Standard perplexity metrics measure bits per token, which favors tokenizers with larger vocabularies that produce fewer tokens per byte. The tokenizer-agnostic BPB metric converts this to bits per **byte** by accounting for how many bytes each token actually represents. This allows fair comparison between models using different tokenization strategies, as the metric reflects actual compression of the raw text rather than tokenizer efficiency.

### Why convert from nats to bits?

Neural network loss functions typically compute cross-entropy using the natural logarithm (nats). However, information theory standards and compression metrics conventionally use base-2 logarithms (bits). The division by `math.log(2.0)` converts the average loss from nats to bits, ensuring the final BPB value represents the theoretical minimum bits required per byte according to Shannon's source coding theorem.

### How does Parameter-Golf handle special tokens in byte counting?

Control tokens, unknown tokens, and unused vocabulary entries are marked as *boundary tokens* in the `is_boundary_token_lut` table. These tokens never contribute extra bytes for leading spaces, preventing artificial inflation of byte counts when the model encounters special sequences. This ensures that only actual text content (normal tokens and byte tokens) contributes to the compression metric.

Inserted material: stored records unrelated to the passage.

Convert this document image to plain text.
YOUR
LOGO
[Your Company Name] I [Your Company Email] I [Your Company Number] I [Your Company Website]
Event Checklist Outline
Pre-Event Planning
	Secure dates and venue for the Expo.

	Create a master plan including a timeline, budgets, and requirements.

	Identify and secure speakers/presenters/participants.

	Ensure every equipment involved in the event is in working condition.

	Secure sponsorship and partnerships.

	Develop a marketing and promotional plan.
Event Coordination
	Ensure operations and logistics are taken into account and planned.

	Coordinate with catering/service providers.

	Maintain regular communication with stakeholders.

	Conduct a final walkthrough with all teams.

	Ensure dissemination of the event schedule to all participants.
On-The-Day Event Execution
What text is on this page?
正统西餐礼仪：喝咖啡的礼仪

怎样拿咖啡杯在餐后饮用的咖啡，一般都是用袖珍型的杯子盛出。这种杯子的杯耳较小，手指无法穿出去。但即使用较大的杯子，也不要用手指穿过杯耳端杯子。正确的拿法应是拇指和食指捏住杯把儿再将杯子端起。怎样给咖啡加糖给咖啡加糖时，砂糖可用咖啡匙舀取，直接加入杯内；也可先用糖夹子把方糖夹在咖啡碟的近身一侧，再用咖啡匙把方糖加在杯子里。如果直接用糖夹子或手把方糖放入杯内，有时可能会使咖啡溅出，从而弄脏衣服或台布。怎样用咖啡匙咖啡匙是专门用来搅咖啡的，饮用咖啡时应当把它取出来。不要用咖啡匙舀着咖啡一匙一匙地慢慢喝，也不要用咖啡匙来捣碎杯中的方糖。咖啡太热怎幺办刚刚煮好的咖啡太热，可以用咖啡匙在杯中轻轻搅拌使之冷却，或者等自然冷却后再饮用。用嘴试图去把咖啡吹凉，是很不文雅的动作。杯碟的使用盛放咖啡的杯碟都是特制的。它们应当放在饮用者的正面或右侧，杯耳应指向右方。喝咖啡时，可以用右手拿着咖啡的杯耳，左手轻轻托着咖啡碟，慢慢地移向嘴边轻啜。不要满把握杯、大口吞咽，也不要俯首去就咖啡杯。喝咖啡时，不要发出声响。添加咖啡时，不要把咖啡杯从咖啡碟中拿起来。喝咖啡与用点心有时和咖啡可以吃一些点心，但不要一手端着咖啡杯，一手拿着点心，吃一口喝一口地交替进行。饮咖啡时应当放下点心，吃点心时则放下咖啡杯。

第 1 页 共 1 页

### Can this metric be used with non-SentencePiece tokenizers?

The current implementation in [`train_gpt.py`](https://github.com/openai/parameter-golf/blob/main/train_gpt.py) specifically builds lookup tables from SentencePiece models using `build_sentencepiece_luts`. However, the underlying mathematical approach—mapping token IDs to byte lengths and calculating bits per byte—is tokenizer-agnostic by design. To use this with BPE or WordPiece tokenizers, you would need to implement equivalent logic to build the byte-length lookup tables for those vocabulary types.